Data Pre-Processing & Methodology

To generate the multi-bar charts from the Data Integration section, a function was written to pick out all the conferences from the 30 csv files. The same conferences were repeated in the 10 defense, 10 rushing, and 10 receiving csv files, so only one loop through one of those three groups was required. Defense was chosen arbitrarily. Next, all the unique instances of conference names were appended to an object called conference_df. The full code is shown below in figure 13.

Fig 13.

So, at this point a list of conferences and teams is generated. Great! Now, to bring in the avg_rush and other features, the pandas merge() and groupby() functions to perform a left join. A left join means everything is held the same on the first (left) data frame and then the next (right) data frame is slapped onto the first. This process was done three times to get rushing, receiving, and defense data frames with a conference column included. In data science terms, a left join was performed with the conference_df to all the three main data frames and then grouped by conference. This is shown below in figure 13.1.

Fig 13.1.

Next, everything is ready to visualize the data in a multi-bar chart. The below code in Figure 13.2 is not a lot of lines, but line 3 is critically important. Line 3 sets the dimensions of the multi-bar chart, so if those numbers are not tuned correctly then the graph will not show up. Line 3 generates the multi-bar chart object from MatPlotLib’s data science library according to the data frame fed into it. The data frame fed is the object that comes before the “.plot()” method. The resulting multi-bar charts are shown above in the Data Integration section.

Fig 13.2.

Once done with the exploratory data analysis (EDA), model building began. Three models were built.

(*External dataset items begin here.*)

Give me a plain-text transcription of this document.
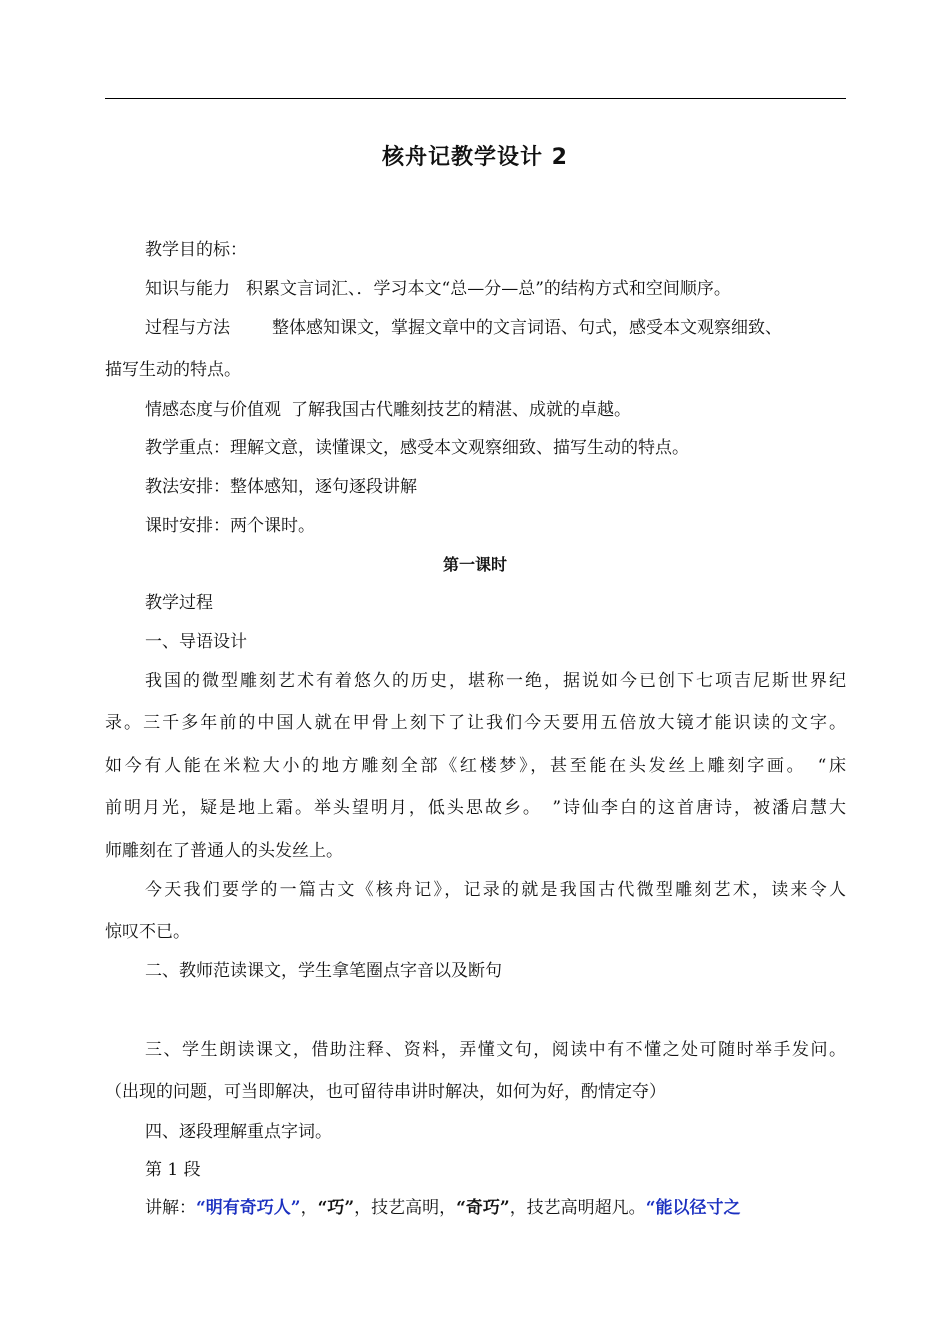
核舟记教学设计 2
教学目的标：
知识与能力 积累文言词汇、．学习本文“总—分—总”的结构方式和空间顺序。
过程与方法 整体感知课文，掌握文章中的文言词语、句式，感受本文观察细致、
描写生动的特点。
情感态度与价值观 了解我国古代雕刻技艺的精湛、成就的卓越。
教学重点：理解文意，读懂课文，感受本文观察细致、描写生动的特点。
教法安排：整体感知，逐句逐段讲解
课时安排：两个课时。
第一课时
教学过程
一、导语设计
我国的微型雕刻艺术有着悠久的历史，堪称一绝，据说如今已创下七项吉尼斯世界纪
录。三千多年前的中国人就在甲骨上刻下了让我们今天要用五倍放大镜才能识读的文字。
如今有人能在米粒大小的地方雕刻全部《红楼梦》，甚至能在头发丝上雕刻字画。　“床
前明月光，疑是地上霜。举头望明月，低头思故乡。　”诗仙李白的这首唐诗，被潘启慧大
师雕刻在了普通人的头发丝上。
今天我们要学的一篇古文《核舟记》，记录的就是我国古代微型雕刻艺术，读来令人
惊叹不已。
二、教师范读课文，学生拿笔圈点字音以及断句
三、学生朗读课文，借助注释、资料，弄懂文句，阅读中有不懂之处可随时举手发问。
（出现的问题，可当即解决，也可留待串讲时解决，如何为好，酌情定夺）
四、逐段理解重点字词。
第 1 段
讲解：“明有奇巧人”，“巧”，技艺高明，“奇巧”，技艺高明超凡。“能以径寸之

A null model, an XGBoost regression model, and a multi-variable linear regression model were decided upon for their necessity, reliability, and flexibility. The null model is necessary to confirm that the more sophisticated models outperform random guessing. The code for developing the null model is shown in figure 14. The idea behind the null model in this case is to predict that every team will score the average number of season TDs, which was 44 in 2018. Then, a vector of “predictions” is generated, but the vector is composed of only the number 44. Next, the chosen metrics are run to compare the null model prediction to the ground truth and the error is output. The errors are also shown in figure 14.

Fig 14.

After the null model was established, the XGBoost regression model was constructed. The code details are shown in figure 15.3. The xgboost python library does most of the work, but properly formatted data needs passed into the model. From the corr() function, the strongest correlated features with total TDs were identified as Yds_rec, Avg_rec, Yds_def, Rec, Yds_rush, Avg_def, and Gain in that order. So, first the master dataset was pruned to only include those variables, which had a positive correlation of 0.2 or greater. This pruned master data frame would be used later for Linear Regression as well. Fig 15.1 shows the code used to prune the dataset. The pandas syntax of double hard brackets was used. Next, the X and Y datasets had to be made from the pruned master data frame, and the pruned master data frame had to be coerced into a numpy array for ingestion by xgboost. These steps are performed in fig 15.2. The results of the xgboost model are shown in the results section.

Fig 15.1

Fig 15.2

Fig 15.3

After the xgboost model, the multi-variable linear regression model was developed. First, the TD column, the predictor, was dropped from the dataset and the remaining columns were called x, and the TD column was called y, the predictor. Then the sklearn train_test_split() and LinearRegression() functions were used. The train_test_split() function was the same as what was used for the XGBoost model. Figure 16.1 shows the code and workflow of the Linear Regression, and Figure 16.2 shows the code to run the predictions. The actual error metrics are reported in the Results section.

Fig 16.1

Fig 16.2

After the multi-variable linear regression model, the models were integrated with one another to improve performance. The XGBoost and linear regression models were integrated according to min, max, and mean methods. In addition, Leave One Out Cross Validation (LOOCV) was utilized in the XGBoost and linear regression individual and combined models. LOOCV means one row of test data is set aside, and a model is trained on all remaining data. This train step is repeated for every row of data in the dataset. In this way, every row of data gets one turn being left out for testing, and a model can often better be more robust to new data. Figure 17.1 shows the code and steps for XGBoost LOOCV and Figure 17.2 shows the code and steps for linear regression LOOCV.

Fig 17.1

Fig 17.2

All models – Null, XGBoost, and multi-variable linear, and integrated models – were scored and evaluated using R2, Root Mean Squared Error (RMSE), and Mean Absolute Percent Error (MAPE) metrics. The MAPE error was particularly important because MAPE works well with outliers, which the dataset had plenty of, as shown in the Data Integration section. The final results and errors of the models are laid out in the Results section.